By Geoff Hafer, Fall 2016 Student Intern

Clinic this semester was really an incredible learning experience.  Perhaps the most enjoyable part of the semester for me was getting to work individually with a new client.  From the initial intake call, to document research, communications with general counsel from the opposing side, etc., I was able to handle it all.  In my opinion, that’s what makes the Clinic experience so special.  Not only are you handling real clients with real problems, but you are shaping who you are and who you will become in the legal profession.  It is important to have the right tools at your disposal, i.e. core legal curriculum, but until you start putting those tools to work it’s difficult to understand their significance.  The clinic allows you to do that under the supervision of a mentor.

In addition to my individual work experience, I was able to work on several exciting projects within our team.  We as a clinic, worked with the Secretary of State’s Office on an investor outreach project.  The final product will be one that we hope will create a long lasting relationship with the Secretary of State’s Office and will continue well beyond the end of the semester.  Coordination on the project involved communication between all six members of the clinic and really hit home the importance and significance of team work.   Perhaps one of the most difficult aspects of clinic for me initially was giving up or rather sharing responsibility.  My team this semester worked exceptionally well together and accomplished far more than I could do on my own.

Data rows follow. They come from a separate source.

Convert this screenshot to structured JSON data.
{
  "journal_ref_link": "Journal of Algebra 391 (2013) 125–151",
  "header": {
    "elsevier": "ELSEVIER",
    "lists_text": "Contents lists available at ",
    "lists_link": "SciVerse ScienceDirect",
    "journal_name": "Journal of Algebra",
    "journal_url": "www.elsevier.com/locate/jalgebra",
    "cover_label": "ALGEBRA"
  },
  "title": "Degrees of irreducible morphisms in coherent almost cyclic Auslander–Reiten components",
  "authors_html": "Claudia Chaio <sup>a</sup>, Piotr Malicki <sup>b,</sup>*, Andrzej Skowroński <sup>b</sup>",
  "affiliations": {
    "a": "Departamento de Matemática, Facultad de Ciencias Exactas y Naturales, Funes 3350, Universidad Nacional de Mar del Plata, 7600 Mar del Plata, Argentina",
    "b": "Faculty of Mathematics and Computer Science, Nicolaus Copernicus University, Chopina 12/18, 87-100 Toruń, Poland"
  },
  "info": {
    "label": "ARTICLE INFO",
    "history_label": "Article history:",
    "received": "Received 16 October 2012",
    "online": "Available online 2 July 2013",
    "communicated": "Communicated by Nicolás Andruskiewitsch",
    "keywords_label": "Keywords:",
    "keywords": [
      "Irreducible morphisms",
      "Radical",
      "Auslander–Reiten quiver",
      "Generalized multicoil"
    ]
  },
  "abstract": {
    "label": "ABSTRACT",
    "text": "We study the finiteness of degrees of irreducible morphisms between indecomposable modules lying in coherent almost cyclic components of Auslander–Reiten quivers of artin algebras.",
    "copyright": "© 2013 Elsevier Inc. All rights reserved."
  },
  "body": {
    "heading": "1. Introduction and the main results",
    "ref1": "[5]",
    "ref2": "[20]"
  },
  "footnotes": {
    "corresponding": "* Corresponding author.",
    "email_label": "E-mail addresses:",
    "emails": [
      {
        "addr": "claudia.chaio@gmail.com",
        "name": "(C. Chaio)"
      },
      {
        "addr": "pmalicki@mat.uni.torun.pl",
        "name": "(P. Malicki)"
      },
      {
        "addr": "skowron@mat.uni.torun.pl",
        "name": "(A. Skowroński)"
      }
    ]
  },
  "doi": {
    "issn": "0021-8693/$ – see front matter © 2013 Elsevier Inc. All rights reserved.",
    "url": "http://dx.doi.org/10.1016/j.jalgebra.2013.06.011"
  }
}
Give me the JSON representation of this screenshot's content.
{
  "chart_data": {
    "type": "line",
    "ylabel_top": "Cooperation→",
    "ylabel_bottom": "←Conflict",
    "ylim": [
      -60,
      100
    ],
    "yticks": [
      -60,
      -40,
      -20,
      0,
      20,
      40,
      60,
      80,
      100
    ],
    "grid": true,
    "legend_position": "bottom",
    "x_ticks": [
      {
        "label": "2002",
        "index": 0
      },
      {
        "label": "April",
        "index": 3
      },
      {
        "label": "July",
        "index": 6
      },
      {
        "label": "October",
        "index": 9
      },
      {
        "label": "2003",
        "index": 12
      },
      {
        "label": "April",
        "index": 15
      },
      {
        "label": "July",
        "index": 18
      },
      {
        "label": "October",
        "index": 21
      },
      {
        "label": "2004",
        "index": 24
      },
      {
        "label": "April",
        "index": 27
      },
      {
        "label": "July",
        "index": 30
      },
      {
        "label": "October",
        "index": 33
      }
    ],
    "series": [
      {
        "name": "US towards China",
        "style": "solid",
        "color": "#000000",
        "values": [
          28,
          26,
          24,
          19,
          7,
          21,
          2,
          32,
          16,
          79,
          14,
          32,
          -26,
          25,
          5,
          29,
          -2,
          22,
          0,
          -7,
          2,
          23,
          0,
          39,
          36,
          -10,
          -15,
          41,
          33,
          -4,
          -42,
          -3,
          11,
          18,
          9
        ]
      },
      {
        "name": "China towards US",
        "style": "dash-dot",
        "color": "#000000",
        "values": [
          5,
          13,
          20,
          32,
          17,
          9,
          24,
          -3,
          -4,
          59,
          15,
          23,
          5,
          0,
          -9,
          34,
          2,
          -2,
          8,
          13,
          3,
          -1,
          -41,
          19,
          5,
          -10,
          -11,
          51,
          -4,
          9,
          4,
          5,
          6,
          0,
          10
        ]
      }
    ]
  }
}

Experiencing that kind of teamwork, where you can not only lean on each other when needed, but learn from each other and push each other to be better, is invaluable as we prepare to enter the legal profession.

My first semester in the clinic felt like an absolute whirlwind.  I was unsure of myself, afraid to even speak with a client in fear of saying something wrong, and uncertain of my work product.  But I wouldn’t take any of it back.  Near the end of my second semester now, I see it as growth.  You aren’t expected to know everything the moment you walk through the door, and trust me you won’t, but you have to be willing to learn.  I wish my fellow interns the best, thank them for their support and comradery, and know that they will all achieve great things.